### Q1. Write a Python code to implement the KNN classifier algorithm on load_iris dataset in
sklearn.datasets.

In [1]:
from sklearn.datasets import load_iris
from sklearn.model_selection import train_test_split
from sklearn.neighbors import KNeighborsClassifier
from sklearn.metrics import accuracy_score

# Load iris dataset
iris = load_iris()

# Split the dataset into training and testing data
X_train, X_test, y_train, y_test = train_test_split(iris.data, iris.target, test_size=0.3, random_state=42)

# Create a KNN classifier object with k = 3
knn = KNeighborsClassifier(n_neighbors=3)

# Train the model using the training data
knn.fit(X_train, y_train)

# Predict the target variable for the test data
y_pred = knn.predict(X_test)

# Calculate the accuracy of the model
accuracy = accuracy_score(y_test, y_pred)

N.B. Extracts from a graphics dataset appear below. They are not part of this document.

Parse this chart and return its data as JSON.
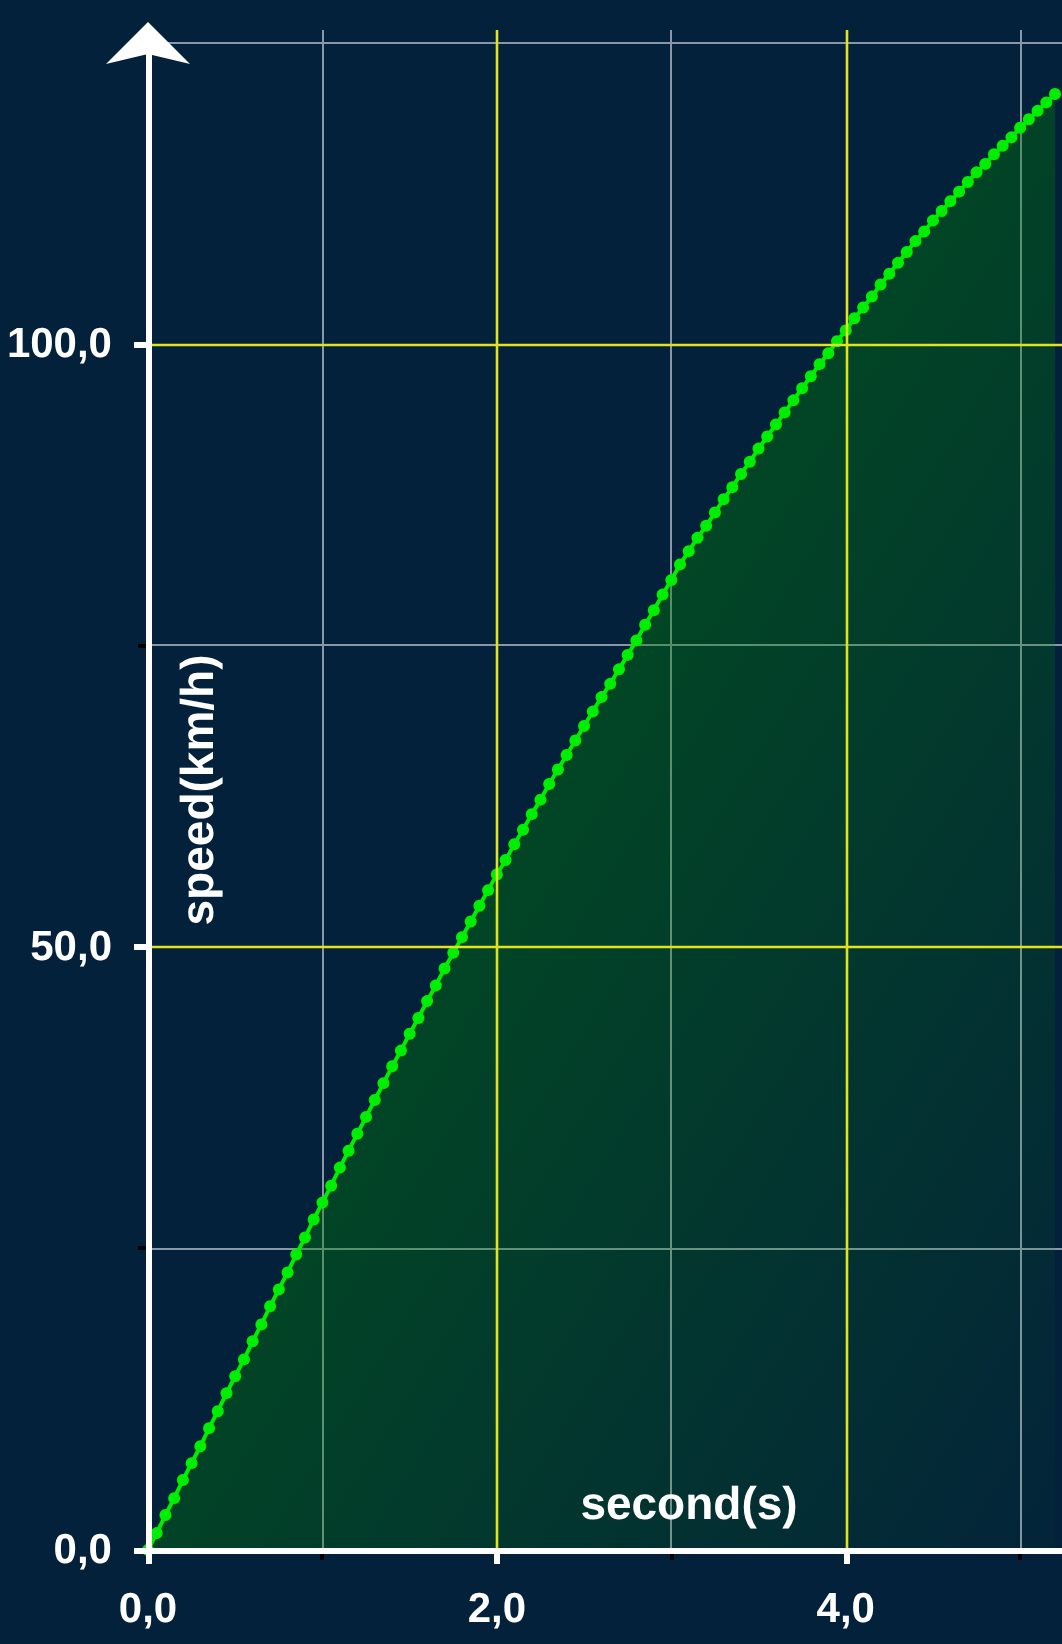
{
  "chart_data": {
    "type": "area",
    "xlabel": "second(s)",
    "ylabel": "speed(km/h)",
    "x": [
      0,
      0.05,
      0.1,
      0.15,
      0.2,
      0.25,
      0.3,
      0.35,
      0.4,
      0.45,
      0.5,
      0.55,
      0.6,
      0.65,
      0.7,
      0.75,
      0.8,
      0.85,
      0.9,
      0.95,
      1,
      1.05,
      1.1,
      1.15,
      1.2,
      1.25,
      1.3,
      1.35,
      1.4,
      1.45,
      1.5,
      1.55,
      1.6,
      1.65,
      1.7,
      1.75,
      1.8,
      1.85,
      1.9,
      1.95,
      2,
      2.05,
      2.1,
      2.15,
      2.2,
      2.25,
      2.3,
      2.35,
      2.4,
      2.45,
      2.5,
      2.55,
      2.6,
      2.65,
      2.7,
      2.75,
      2.8,
      2.85,
      2.9,
      2.95,
      3,
      3.05,
      3.1,
      3.15,
      3.2,
      3.25,
      3.3,
      3.35,
      3.4,
      3.45,
      3.5,
      3.55,
      3.6,
      3.65,
      3.7,
      3.75,
      3.8,
      3.85,
      3.9,
      3.95,
      4,
      4.05,
      4.1,
      4.15,
      4.2,
      4.25,
      4.3,
      4.35,
      4.4,
      4.45,
      4.5,
      4.55,
      4.6,
      4.65,
      4.7,
      4.75,
      4.8,
      4.85,
      4.9,
      4.95,
      5,
      5.05,
      5.1,
      5.15,
      5.2
    ],
    "values": [
      0,
      1.4,
      2.9,
      4.3,
      5.8,
      7.2,
      8.6,
      10.1,
      11.5,
      13.0,
      14.4,
      15.8,
      17.3,
      18.7,
      20.2,
      21.6,
      23.0,
      24.5,
      25.9,
      27.4,
      28.8,
      30.2,
      31.7,
      33.1,
      34.5,
      35.9,
      37.3,
      38.7,
      40.1,
      41.4,
      42.8,
      44.1,
      45.5,
      46.8,
      48.2,
      49.5,
      50.8,
      52.1,
      53.4,
      54.7,
      56.0,
      57.2,
      58.5,
      59.7,
      61.0,
      62.2,
      63.5,
      64.7,
      65.9,
      67.1,
      68.3,
      69.5,
      70.7,
      71.8,
      73.0,
      74.2,
      75.4,
      76.7,
      77.9,
      79.2,
      80.4,
      81.7,
      82.8,
      83.9,
      84.9,
      86.0,
      87.1,
      88.1,
      89.2,
      90.2,
      91.3,
      92.3,
      93.3,
      94.3,
      95.3,
      96.3,
      97.3,
      98.3,
      99.2,
      100.2,
      101.1,
      102.1,
      103.0,
      103.9,
      104.9,
      105.8,
      106.7,
      107.6,
      108.5,
      109.3,
      110.2,
      111.0,
      111.8,
      112.6,
      113.4,
      114.2,
      114.9,
      115.7,
      116.4,
      117.1,
      117.9,
      118.6,
      119.3,
      120.0,
      120.7
    ],
    "color": "#00ee00",
    "marker": "circle",
    "grid": true,
    "xlim": [
      0,
      5.24
    ],
    "xticks": [
      {
        "value": 0,
        "label": "0,0"
      },
      {
        "value": 1,
        "label": null
      },
      {
        "value": 2,
        "label": "2,0"
      },
      {
        "value": 3,
        "label": null
      },
      {
        "value": 4,
        "label": "4,0"
      },
      {
        "value": 5,
        "label": null
      }
    ],
    "ylim": [
      0,
      126
    ],
    "yticks": [
      {
        "value": 0,
        "label": "0,0"
      },
      {
        "value": 25,
        "label": null
      },
      {
        "value": 50,
        "label": "50,0"
      },
      {
        "value": 75,
        "label": null
      },
      {
        "value": 100,
        "label": "100,0"
      },
      {
        "value": 125,
        "label": null
      }
    ]
  }
}
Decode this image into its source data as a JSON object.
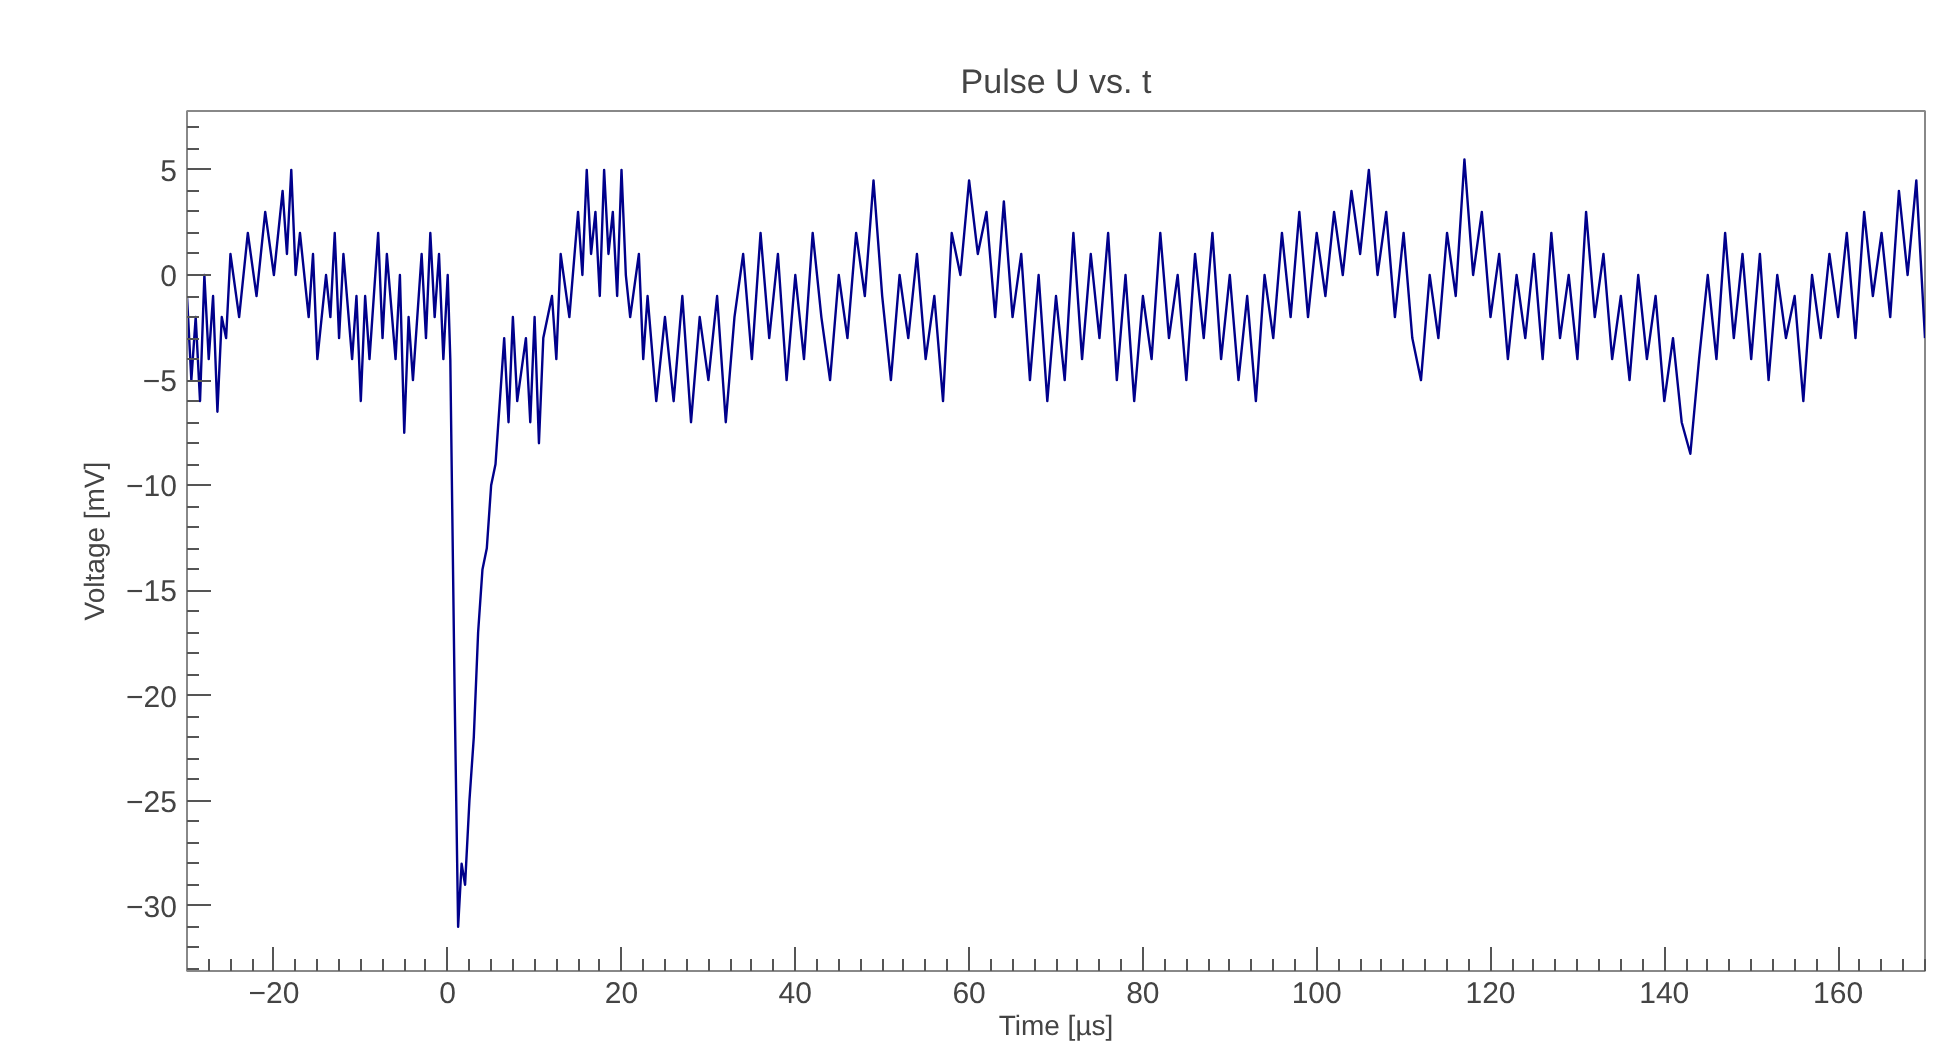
{
  "chart_data": {
    "type": "line",
    "title": "Pulse U vs. t",
    "xlabel": "Time [µs]",
    "ylabel": "Voltage [mV]",
    "xlim": [
      -30,
      170
    ],
    "ylim": [
      -33.1,
      7.8
    ],
    "xticks": [
      {
        "value": -20,
        "label": "−20"
      },
      0,
      20,
      40,
      60,
      80,
      100,
      120,
      140,
      160
    ],
    "yticks": [
      {
        "value": -30,
        "label": "−30"
      },
      {
        "value": -25,
        "label": "−25"
      },
      {
        "value": -20,
        "label": "−20"
      },
      {
        "value": -15,
        "label": "−15"
      },
      {
        "value": -10,
        "label": "−10"
      },
      {
        "value": -5,
        "label": "−5"
      },
      0,
      5
    ],
    "grid": false,
    "marker": "none",
    "line_style": "solid",
    "series": [
      {
        "color": "#00008b",
        "x": [
          -30,
          -29.5,
          -29,
          -28.5,
          -28,
          -27.5,
          -27,
          -26.5,
          -26,
          -25.5,
          -25,
          -24,
          -23,
          -22,
          -21,
          -20,
          -19,
          -18.5,
          -18,
          -17.5,
          -17,
          -16,
          -15.5,
          -15,
          -14,
          -13.5,
          -13,
          -12.5,
          -12,
          -11,
          -10.5,
          -10,
          -9.5,
          -9,
          -8,
          -7.5,
          -7,
          -6,
          -5.5,
          -5,
          -4.5,
          -4,
          -3,
          -2.5,
          -2,
          -1.5,
          -1,
          -0.5,
          0,
          0.3,
          0.8,
          1.2,
          1.6,
          2,
          2.5,
          3,
          3.5,
          4,
          4.5,
          5,
          5.5,
          6,
          6.5,
          7,
          7.5,
          8,
          9,
          9.5,
          10,
          10.5,
          11,
          12,
          12.5,
          13,
          14,
          15,
          15.5,
          16,
          16.5,
          17,
          17.5,
          18,
          18.5,
          19,
          19.5,
          20,
          20.5,
          21,
          22,
          22.5,
          23,
          24,
          25,
          26,
          27,
          28,
          29,
          30,
          31,
          32,
          33,
          34,
          35,
          36,
          37,
          38,
          39,
          40,
          41,
          42,
          43,
          44,
          45,
          46,
          47,
          48,
          49,
          50,
          51,
          52,
          53,
          54,
          55,
          56,
          57,
          58,
          59,
          60,
          61,
          62,
          63,
          64,
          65,
          66,
          67,
          68,
          69,
          70,
          71,
          72,
          73,
          74,
          75,
          76,
          77,
          78,
          79,
          80,
          81,
          82,
          83,
          84,
          85,
          86,
          87,
          88,
          89,
          90,
          91,
          92,
          93,
          94,
          95,
          96,
          97,
          98,
          99,
          100,
          101,
          102,
          103,
          104,
          105,
          106,
          107,
          108,
          109,
          110,
          111,
          112,
          113,
          114,
          115,
          116,
          117,
          118,
          119,
          120,
          121,
          122,
          123,
          124,
          125,
          126,
          127,
          128,
          129,
          130,
          131,
          132,
          133,
          134,
          135,
          136,
          137,
          138,
          139,
          140,
          141,
          142,
          143,
          144,
          145,
          146,
          147,
          148,
          149,
          150,
          151,
          152,
          153,
          154,
          155,
          156,
          157,
          158,
          159,
          160,
          161,
          162,
          163,
          164,
          165,
          166,
          167,
          168,
          169,
          170
        ],
        "values": [
          -1,
          -5,
          -2,
          -6,
          0,
          -4,
          -1,
          -6.5,
          -2,
          -3,
          1,
          -2,
          2,
          -1,
          3,
          0,
          4,
          1,
          5,
          0,
          2,
          -2,
          1,
          -4,
          0,
          -2,
          2,
          -3,
          1,
          -4,
          -1,
          -6,
          -1,
          -4,
          2,
          -3,
          1,
          -4,
          0,
          -7.5,
          -2,
          -5,
          1,
          -3,
          2,
          -2,
          1,
          -4,
          0,
          -4,
          -20,
          -31,
          -28,
          -29,
          -25,
          -22,
          -17,
          -14,
          -13,
          -10,
          -9,
          -6,
          -3,
          -7,
          -2,
          -6,
          -3,
          -7,
          -2,
          -8,
          -3,
          -1,
          -4,
          1,
          -2,
          3,
          0,
          5,
          1,
          3,
          -1,
          5,
          1,
          3,
          -1,
          5,
          0,
          -2,
          1,
          -4,
          -1,
          -6,
          -2,
          -6,
          -1,
          -7,
          -2,
          -5,
          -1,
          -7,
          -2,
          1,
          -4,
          2,
          -3,
          1,
          -5,
          0,
          -4,
          2,
          -2,
          -5,
          0,
          -3,
          2,
          -1,
          4.5,
          -1,
          -5,
          0,
          -3,
          1,
          -4,
          -1,
          -6,
          2,
          0,
          4.5,
          1,
          3,
          -2,
          3.5,
          -2,
          1,
          -5,
          0,
          -6,
          -1,
          -5,
          2,
          -4,
          1,
          -3,
          2,
          -5,
          0,
          -6,
          -1,
          -4,
          2,
          -3,
          0,
          -5,
          1,
          -3,
          2,
          -4,
          0,
          -5,
          -1,
          -6,
          0,
          -3,
          2,
          -2,
          3,
          -2,
          2,
          -1,
          3,
          0,
          4,
          1,
          5,
          0,
          3,
          -2,
          2,
          -3,
          -5,
          0,
          -3,
          2,
          -1,
          5.5,
          0,
          3,
          -2,
          1,
          -4,
          0,
          -3,
          1,
          -4,
          2,
          -3,
          0,
          -4,
          3,
          -2,
          1,
          -4,
          -1,
          -5,
          0,
          -4,
          -1,
          -6,
          -3,
          -7,
          -8.5,
          -4,
          0,
          -4,
          2,
          -3,
          1,
          -4,
          1,
          -5,
          0,
          -3,
          -1,
          -6,
          0,
          -3,
          1,
          -2,
          2,
          -3,
          3,
          -1,
          2,
          -2,
          4,
          0,
          4.5,
          -3
        ]
      }
    ]
  }
}
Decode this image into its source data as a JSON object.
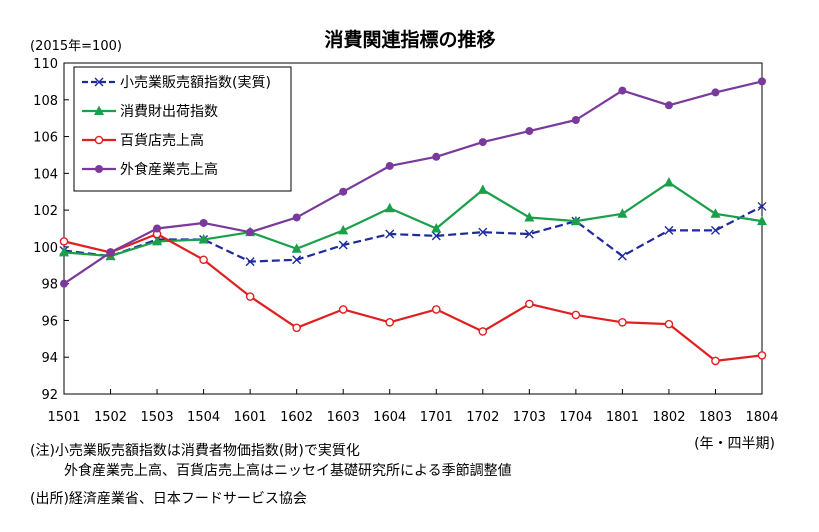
{
  "chart_data": {
    "type": "line",
    "title": "消費関連指標の推移",
    "unit_label": "(2015年=100)",
    "xlabel": "(年・四半期)",
    "ylabel": "",
    "categories": [
      "1501",
      "1502",
      "1503",
      "1504",
      "1601",
      "1602",
      "1603",
      "1604",
      "1701",
      "1702",
      "1703",
      "1704",
      "1801",
      "1802",
      "1803",
      "1804"
    ],
    "ylim": [
      92,
      110
    ],
    "yticks": [
      92,
      94,
      96,
      98,
      100,
      102,
      104,
      106,
      108,
      110
    ],
    "grid": false,
    "legend_position": "top-left",
    "series": [
      {
        "name": "小売業販売額指数(実質)",
        "color": "#1f2a9c",
        "dash": "8,4",
        "marker": "x",
        "values": [
          99.8,
          99.5,
          100.4,
          100.4,
          99.2,
          99.3,
          100.1,
          100.7,
          100.6,
          100.8,
          100.7,
          101.4,
          99.5,
          100.9,
          100.9,
          102.2
        ]
      },
      {
        "name": "消費財出荷指数",
        "color": "#1aa04a",
        "dash": "",
        "marker": "triangle",
        "values": [
          99.7,
          99.5,
          100.3,
          100.4,
          100.8,
          99.9,
          100.9,
          102.1,
          101.0,
          103.1,
          101.6,
          101.4,
          101.8,
          103.5,
          101.8,
          101.4
        ]
      },
      {
        "name": "百貨店売上高",
        "color": "#e02020",
        "dash": "",
        "marker": "circle-open",
        "values": [
          100.3,
          99.7,
          100.7,
          99.3,
          97.3,
          95.6,
          96.6,
          95.9,
          96.6,
          95.4,
          96.9,
          96.3,
          95.9,
          95.8,
          93.8,
          94.1
        ]
      },
      {
        "name": "外食産業売上高",
        "color": "#7a3a9c",
        "dash": "",
        "marker": "circle",
        "values": [
          98.0,
          99.7,
          101.0,
          101.3,
          100.8,
          101.6,
          103.0,
          104.4,
          104.9,
          105.7,
          106.3,
          106.9,
          108.5,
          107.7,
          108.4,
          109.0
        ]
      }
    ]
  },
  "notes": {
    "line1": "(注)小売業販売額指数は消費者物価指数(財)で実質化",
    "line2": "外食産業売上高、百貨店売上高はニッセイ基礎研究所による季節調整値",
    "line3": "(出所)経済産業省、日本フードサービス協会"
  }
}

print(f"Accuracy: {accuracy}")


Accuracy: 1.0


### Q2. Write a Python code to implement the KNN regressor algorithm on load_boston dataset in
sklearn.datasets.

In [4]:
from sklearn.datasets import fetch_california_housing
from sklearn.model_selection import train_test_split
from sklearn.neighbors import KNeighborsRegressor
from sklearn.metrics import mean_squared_error

# Load California housing dataset
california = fetch_california_housing()

# Split the dataset into training and testing data
X_train, X_test, y_train, y_test = train_test_split(california.data, california.target, test_size=0.3, random_state=42)

# Create a KNN regressor object with k = 3
knn = KNeighborsRegressor(n_neighbors=3)

# Train the model using the training data
knn.fit(X_train, y_train)

# Predict the target variable for the test data
y_pred = knn.predict(X_test)

# Calculate the mean squared error of the model
mse = mean_squared_error(y_test, y_pred)

print(f"Mean Squared Error: {mse}")


Mean Squared Error: 1.1982342607232825


### Q3. Write a Python code snippet to find the optimal value of K for the KNN classifier algorithm using
cross-validation on load_iris dataset in sklearn.datasets.

In [5]:
from sklearn.datasets import load_iris
from sklearn.model_selection import GridSearchCV, train_test_split
from sklearn.neighbors import KNeighborsClassifier

# Load iris dataset
iris = load_iris()

# Split the dataset into training and testing data
X_train, X_test, y_train, y_test = train_test_split(iris.data, iris.target, test_size=0.3, random_state=42)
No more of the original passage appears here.